Okay. Great. That's helpful. Congratulations on getting all of this done. Maybe flipping to operations in the near term, you reiterated guidance for 2023. Can you give a little bit of color, and I know 2Q is pending here, but can you give a little bit of color on what we should expect in terms of the grade profile over the rest of the year? Should we be expecting a steeper drop off in Q4? Or will it be relatively smooth throughout the year in terms of seeing that lower grade?

Dale E. Andres

Yes, Mike. And what we've put out for our guidance is that we're going to see lower silver grades kind of reverting back towards reserve grade as the year progresses. We -- and so I don't think we'll drop all the way down to reserve grade by the end of the year, but you can take that as guidance. And I think from a silver perspective, I would expect it to be relatively flat over the remaining 3 quarters.
We may see a slightly stronger fourth quarter, but it's going to be, as we guided less than the first quarter for the remaining 3 quarters is our expectation. And you'd see that from our guidance. We had 31% of the midpoint performance in Q1. From a base metals perspective, and again, as you can see from our run rate in the first quarter, we expect slightly higher grades in production throughout the rest of the year, and I expect that to remain relatively smooth for the rest of the year.

Operator

(Operator Instructions) Your next question comes from the line of Lucas Pamatat of Canaccord.

Lucas Pamatat

Congratulations on getting the financials here. Just a question on your balance sheet here. It ties in the presentation, you have $10 million as of the end of May. Obviously, you guys have just settled the class action lawsuit potential $8 million cash outflow there. What can you tell us about the dividends coming from the JV and why we didn't see on this quarter?

Dale E. Andres

And maybe I'll start and then Andre can comment further. We're really -- and it's very simple. We're waiting for financials to be completed in the Los Gatos joint venture before the partners agreed to move cash back to both partners on a pro rata basis now that we've cleared the initial priority dividend last year.
And I guess the only other comment I would make is we're looking at the most tax-efficient way to do that.

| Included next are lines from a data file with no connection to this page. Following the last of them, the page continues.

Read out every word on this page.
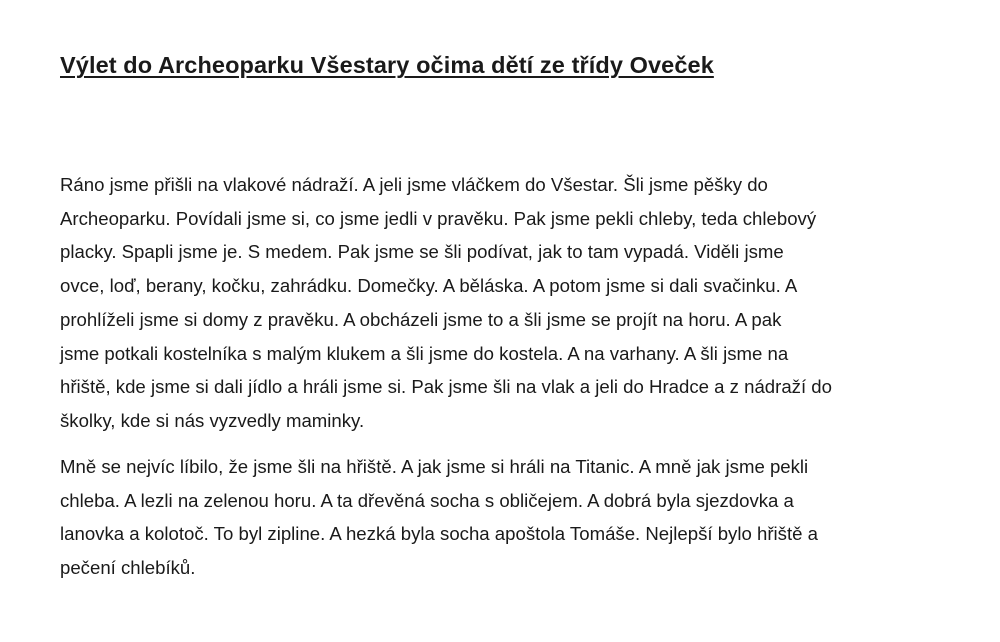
Výlet do Archeoparku Všestary očima dětí ze třídy Oveček

Ráno jsme přišli na vlakové nádraží. A jeli jsme vláčkem do Všestar. Šli jsme pěšky do
Archeoparku. Povídali jsme si, co jsme jedli v pravěku. Pak jsme pekli chleby, teda chlebový
placky. Spapli jsme je. S medem. Pak jsme se šli podívat, jak to tam vypadá. Viděli jsme
ovce, loď, berany, kočku, zahrádku. Domečky. A běláska. A potom jsme si dali svačinku. A
prohlíželi jsme si domy z pravěku. A obcházeli jsme to a šli jsme se projít na horu. A pak
jsme potkali kostelníka s malým klukem a šli jsme do kostela. A na varhany. A šli jsme na
hřiště, kde jsme si dali jídlo a hráli jsme si. Pak jsme šli na vlak a jeli do Hradce a z nádraží do
školky, kde si nás vyzvedly maminky.

Mně se nejvíc líbilo, že jsme šli na hřiště. A jak jsme si hráli na Titanic. A mně jak jsme pekli
chleba. A lezli na zelenou horu. A ta dřevěná socha s obličejem. A dobrá byla sjezdovka a
lanovka a kolotoč. To byl zipline. A hezká byla socha apoštola Tomáše. Nejlepší bylo hřiště a
pečení chlebíků.
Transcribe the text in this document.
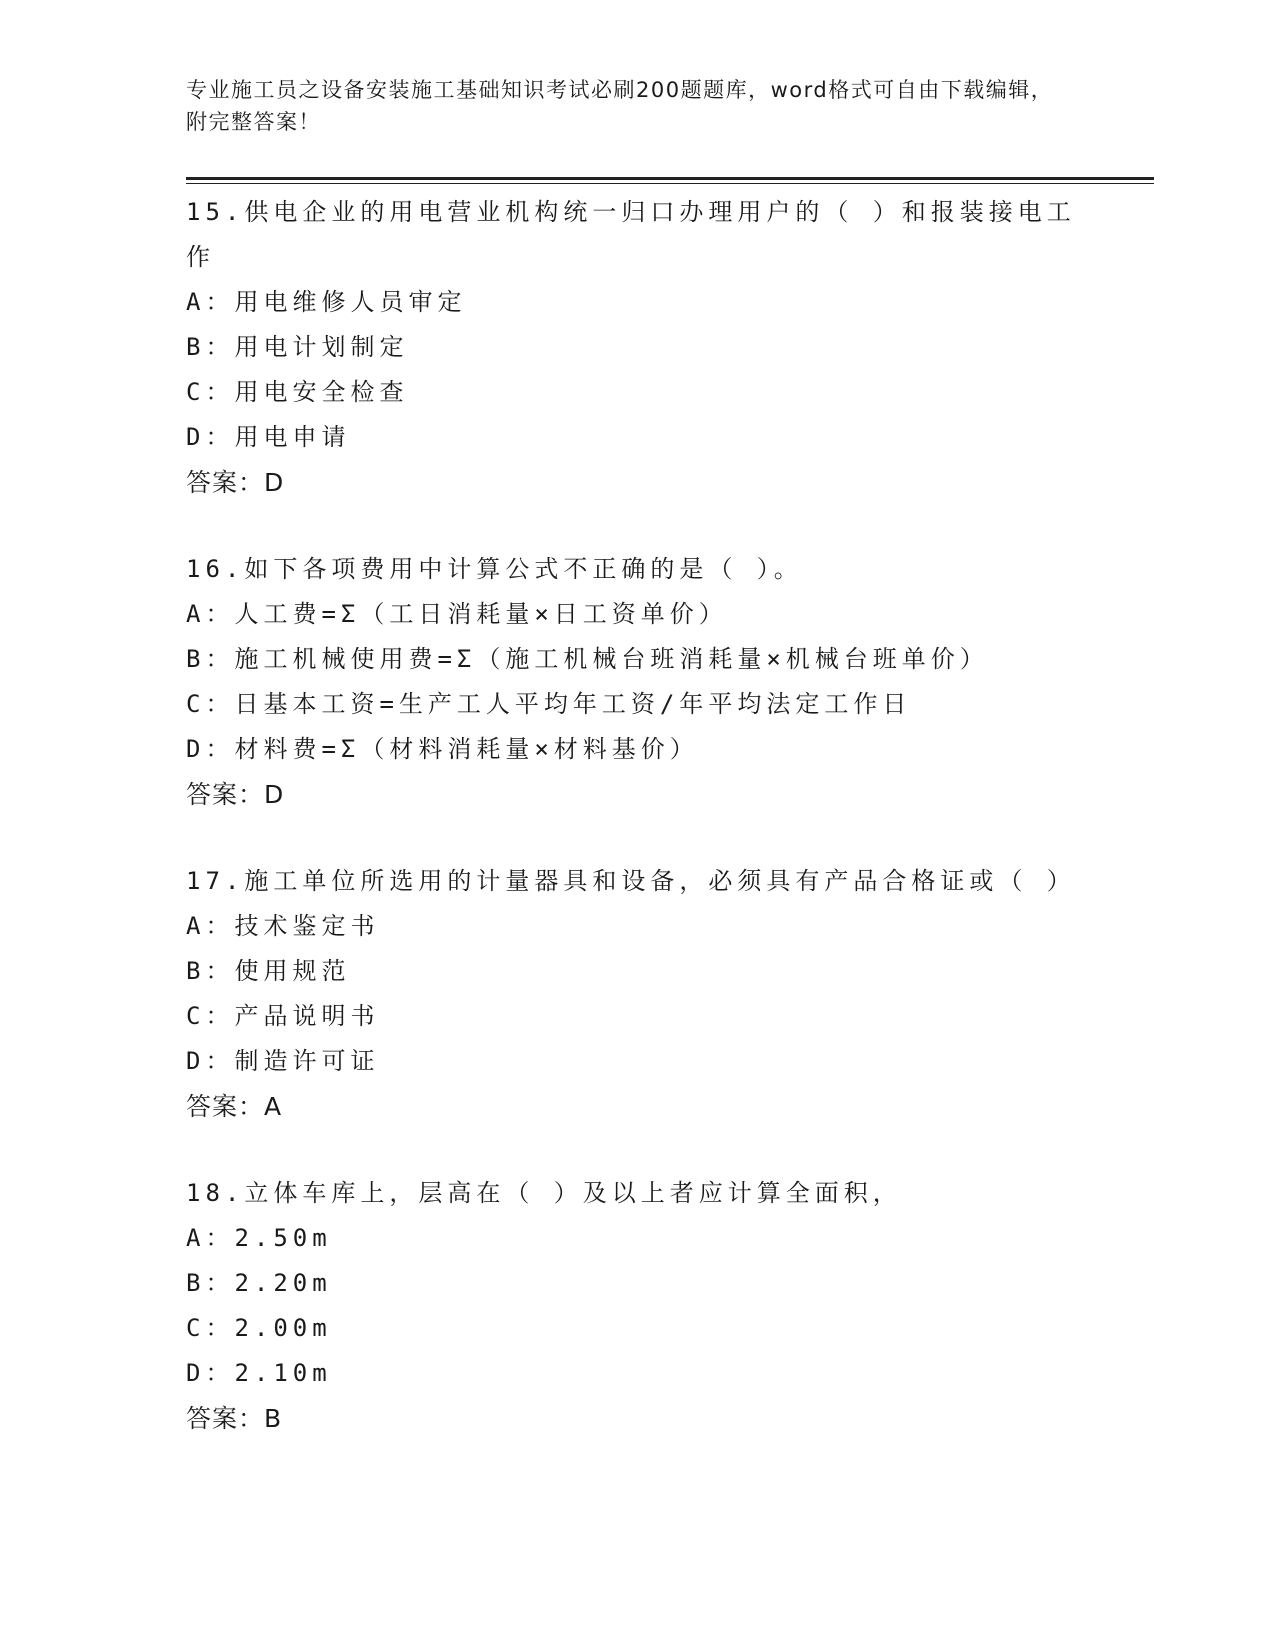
专业施工员之设备安装施工基础知识考试必刷200题题库，word格式可自由下载编辑，附完整答案！
15.供电企业的用电营业机构统一归口办理用户的（ ）和报装接电工作
A：用电维修人员审定
B：用电计划制定
C：用电安全检查
D：用电申请
答案：D
16.如下各项费用中计算公式不正确的是（ ）。
A：人工费=Σ（工日消耗量×日工资单价）
B：施工机械使用费=Σ（施工机械台班消耗量×机械台班单价）
C：日基本工资=生产工人平均年工资/年平均法定工作日
D：材料费=Σ（材料消耗量×材料基价）
答案：D
17.施工单位所选用的计量器具和设备，必须具有产品合格证或（ ）
A：技术鉴定书
B：使用规范
C：产品说明书
D：制造许可证
答案：A
18.立体车库上，层高在（ ）及以上者应计算全面积，
A：2.50m
B：2.20m
C：2.00m
D：2.10m
答案：B
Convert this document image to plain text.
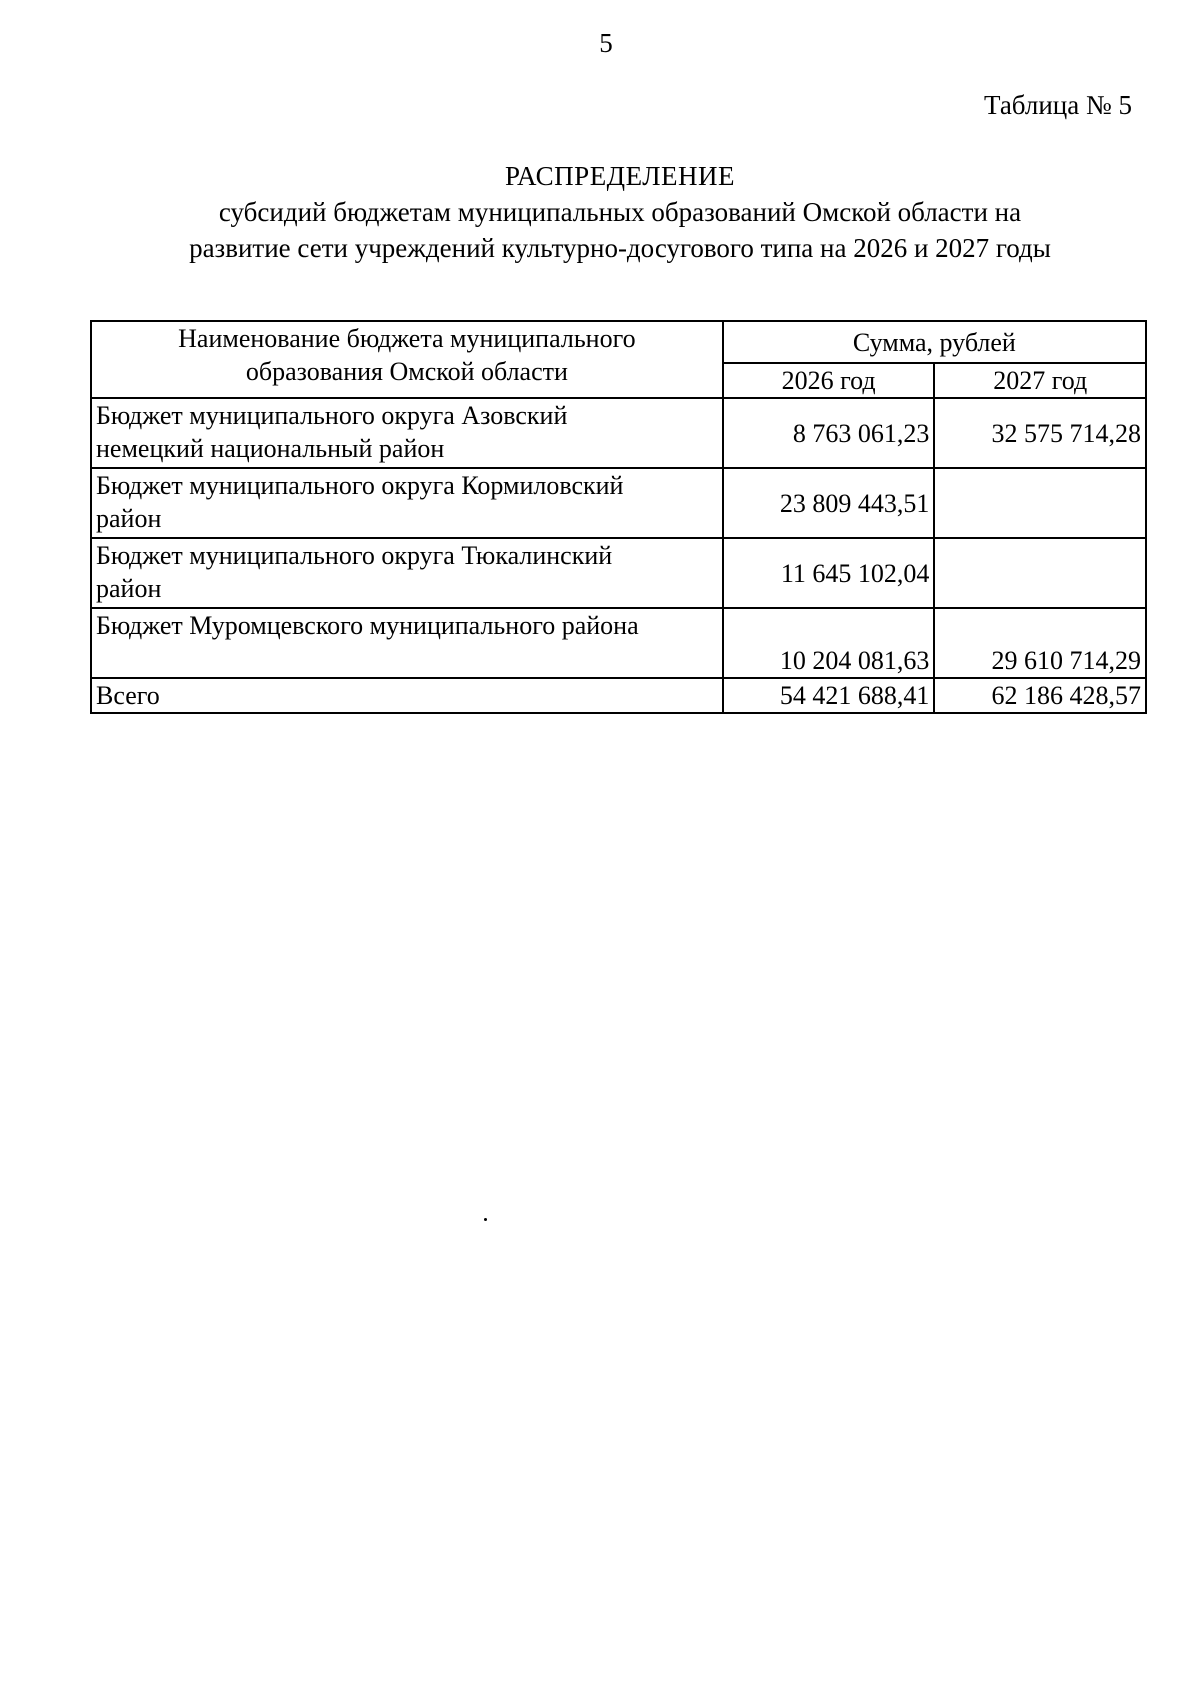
5
Таблица № 5
РАСПРЕДЕЛЕНИЕ
субсидий бюджетам муниципальных образований Омской области на
развитие сети учреждений культурно-досугового типа на 2026 и 2027 годы
Наименование бюджета муниципального
образования Омской области	Сумма, рублей	
	2026 год	2027 год
Бюджет муниципального округа Азовский
немецкий национальный район	8 763 061,23	32 575 714,28
Бюджет муниципального округа Кормиловский
район	23 809 443,51	
Бюджет муниципального округа Тюкалинский
район	11 645 102,04	
Бюджет Муромцевского муниципального района	10 204 081,63	29 610 714,29
Всего	54 421 688,41	62 186 428,57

Right now, just declaring dividends, there's a 5% withholding tax and we're looking at other options that potentially can save that 5%. And so that was the other reason we held back to the first part of the year. We do expect that to continue now back on a regular basis going forward. Andre, I'm not sure if you want to comment for it.

Pieter Andre van Niekerk

No, I think you covered it though.

Operator

There are no further questions at this time. Mr. Andres, I turn the call back over to you.

Dale E. Andres

Operator. And I guess just in closing, it's a tremendous accomplishment. I really do want to congratulate the finance team at Gatos Silver for getting this recent job done and mission accomplished. The team is now looking forward to the future, on our extension of the mine life and our great district. We look forward to updating the market and everyone on that as we progress.
And we should see second quarter production results and back on to a normal financial reporting schedule coming out of the second quarter. So I'm really, really pleased with that. Thank you all, and we'll talk to you next quarter. Thank you.

Operator

This concludes today's conference call. You may now disconnect.